Previous: background Up: ../karrtn.html Next: character-primitives
CRITERIA FOR SATISFACTORY SUPPORT OF CHARACTER DATA
===================================================
The reaction of some people on reading the above
criticisms, or having experienced them personally, will no
doubt be to reject FORTRAN completely as a language in which
any kind of character manipulations are to be done. There
is certainly some validity to this view. However, as one
Conference participant remarked, there is really no choice
in the matter, for FORTRAN 66 is the only "(almost)
machine-independent high-level 'assembly' language" that we
have for scientific computation.
FORTRAN is available on essentially all medium- and
large-scale computers in the world today, and also on many
microcomputers as well. It has been in existence for nearly
twenty-five years, and is one of the two or three
still-existing original high-level programming languages. It
is widely understood by scientists and engineers the world
over.
A widely-implemented ANSI and ISO Standard has been
in existence for fourteen years, and in fact, FORTRAN was
probably the first language to be so standardized.
An enormous amount of FORTRAN software,
representing a huge investment of money and programmer
years, already exists, and sophisticated and extensive
scientific subroutine libraries such as IMSL, Harwell,
Boeing, NAG, EISPACK, FUNPACK, and LINPACK are widely
available.
FORTRAN's lack of structured control statements,
but unfortunately not its limited variety of data types, can
be largely avoided by programming in a preprocessor
language, such as RATFOR or SFTRAN3, which can then be
translated into Portable FORTRAN.
Finally, and importantly, there exist automated
tools such as the PFORT Verifier, which can be used to test
FORTRAN software for adherence to Portable FORTRAN syntax,
grammar, and usage.
In constructing a set of character primitives for
widespread implementation on a variety of host machines, two
goals must be kept in mind. First of all, the primitives
should provide frequently-needed functions. Examples of
these include packing and unpacking of characters, obtaining
integer equivalents, comparing and moving strings, and
letter case and character set conversions. Second, they
should permit machine-independent implementation of programs
which manipulate character data.
The second goal carries with it an important
decision. This is that a standard character set must be
adopted, or at least be available via function calls, in
order that such operations as sorting by collating sequence,
or the use of integer equivalents of characters for
governing the flow of control in programs such as parsers
and lexical analyzers, can be implemented in a fashion which
will guarantee that the same results will be obtained,
independent of the host computer.
There is fortunately at present an
internationally-agreed-upon character set, known as ASCII
(American National Code for Information Interchange),
defined in ANSI Standard X3.4-1968 and revised in X3.4-1977.

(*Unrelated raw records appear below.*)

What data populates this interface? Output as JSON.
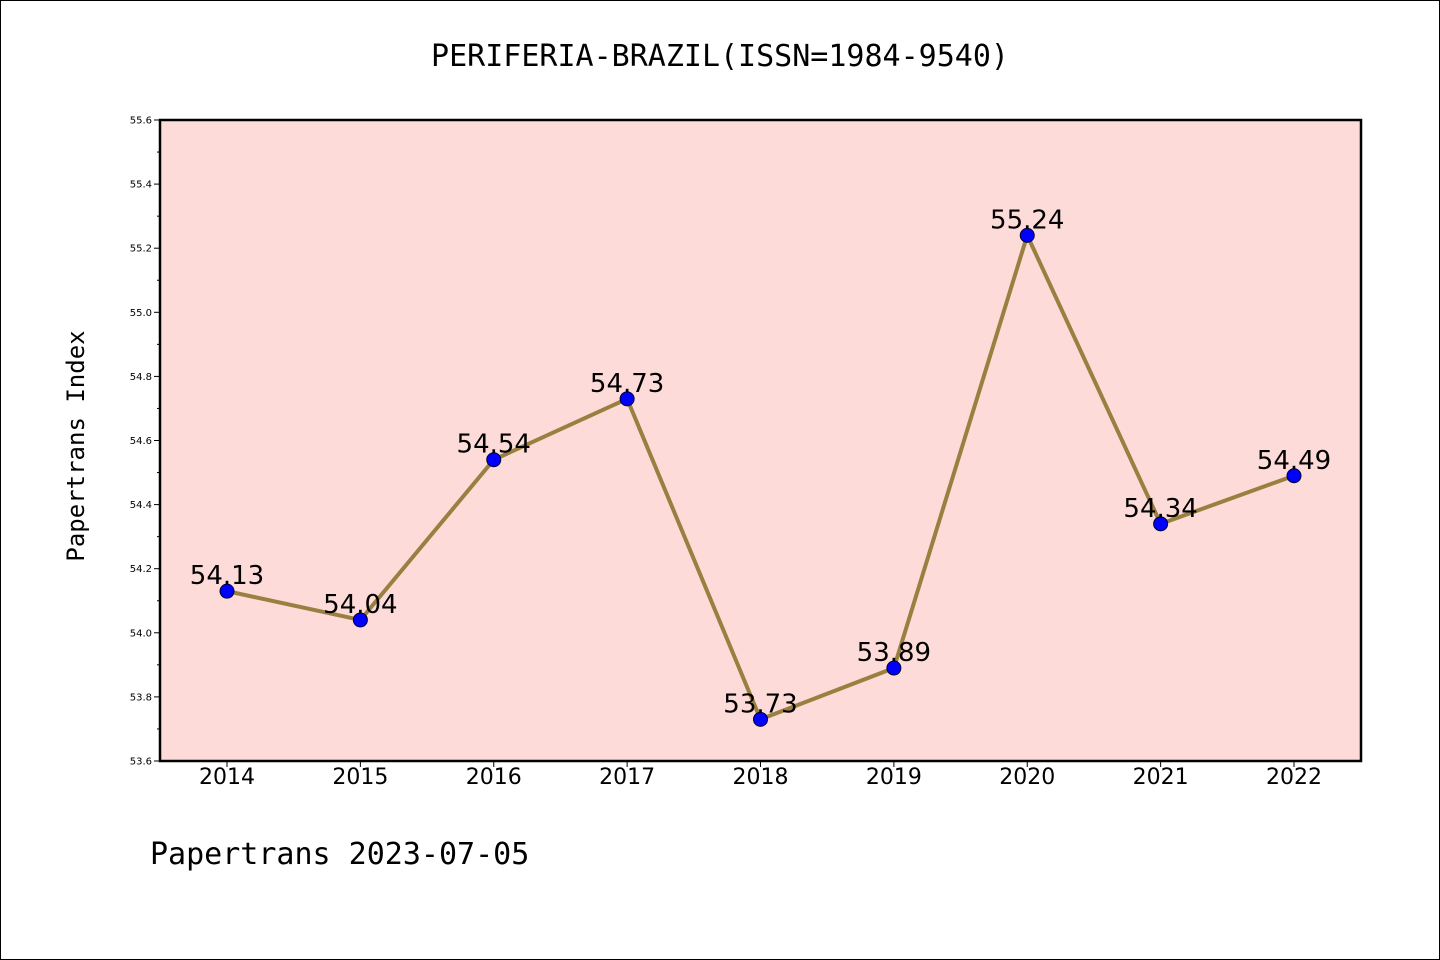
{
  "chart_data": {
    "type": "line",
    "title": "PERIFERIA-BRAZIL(ISSN=1984-9540)",
    "xlabel": "",
    "ylabel": "Papertrans Index",
    "footer": "Papertrans 2023-07-05",
    "x": [
      "2014",
      "2015",
      "2016",
      "2017",
      "2018",
      "2019",
      "2020",
      "2021",
      "2022"
    ],
    "series": [
      {
        "values": [
          54.13,
          54.04,
          54.54,
          54.73,
          53.73,
          53.89,
          55.24,
          54.34,
          54.49
        ],
        "labels": [
          "54.13",
          "54.04",
          "54.54",
          "54.73",
          "53.73",
          "53.89",
          "55.24",
          "54.34",
          "54.49"
        ]
      }
    ],
    "ylim": [
      53.6,
      55.6
    ],
    "yticks": [
      "53.6",
      "53.8",
      "54.0",
      "54.2",
      "54.4",
      "54.6",
      "54.8",
      "55.0",
      "55.2",
      "55.4",
      "55.6"
    ],
    "grid": false,
    "colors": {
      "plot_background": "#fddbd9",
      "line": "#9a8040",
      "marker": "#0000ff"
    }
  }
}
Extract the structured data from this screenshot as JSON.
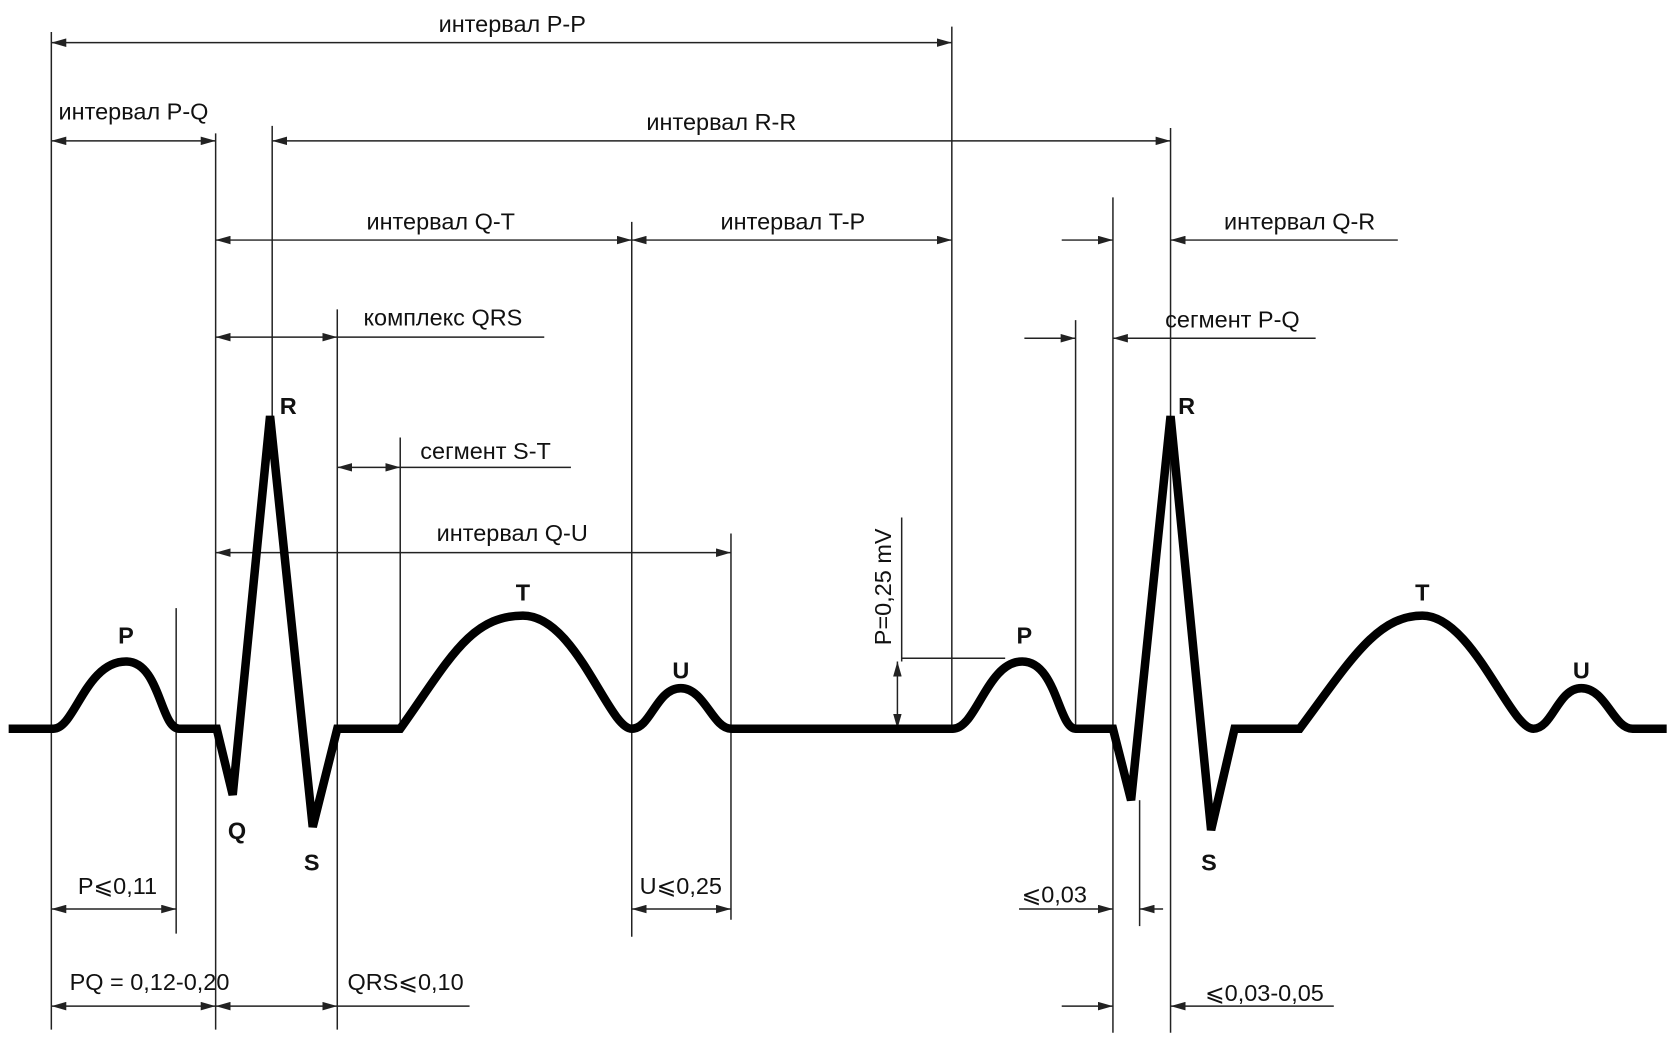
{
  "intervals": {
    "p_p": "интервал  P-P",
    "p_q": "интервал  P-Q",
    "r_r": "интервал  R-R",
    "q_t": "интервал  Q-T",
    "t_p": "интервал  T-P",
    "q_r": "интервал  Q-R",
    "q_u": "интервал  Q-U",
    "qrs": "комплекс  QRS",
    "seg_pq": "сегмент  P-Q",
    "seg_st": "сегмент  S-T",
    "amplitude": "P=0,25 mV"
  },
  "waves": [
    "P",
    "R",
    "Q",
    "S",
    "T",
    "U",
    "P",
    "R",
    "S",
    "T",
    "U"
  ],
  "measurements": {
    "p": "P⩽0,11",
    "pq": "PQ = 0,12-0,20",
    "qrs": "QRS⩽0,10",
    "u": "U⩽0,25",
    "q": "⩽0,03",
    "qr": "⩽0,03-0,05"
  }
}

It has been adopted in Japan as the Japanese Industrial
Standard Code for Information Interchange (JISCII) (1969),
and by the International Standards Organization as ISO DR
1052 (1967). Unfortunately, at present the American "Big 3"
computer manufacturers IBM, CDC, and UNIVAC do not provide
wide support for ASCII, although both UNIVAC and CDC are
evidently moving in that direction.
ASCII is a 7-bit code offering 2**7 or 128
different characters, made up of 32 standard control
characters, followed by a space, then the special characters
!"#$%&'()*+,-./, the digits 0-9, the special characters
:;<=>?@, upper-case letters A-Z, special characters [\]^_`,
lower-case letters a-z, special characters {|}~, and
finally, a DELete control character. With the exception of
the DELete control character, the special characters
following the letters may be replaced with national
characters for those alphabets having more than 26 letters.
Standardization work is going on at present to expand the
code to 8 bits, and Cyrillic and Japanese Katakana
characters have already been assigned to characters in the
range 128-255 for use in the Soviet Union and Japan.
This proposal recommends the adoption of the ASCII
character set as a standard one, and functions are defined
allowing access to it even on those computers which do not
yet use it. It is worth noting in passing that the new U.S.
Department of Defense programming language, ADA [SIGP79],
has specified that all character data shall be in the ASCII
character set, independent of the host computer.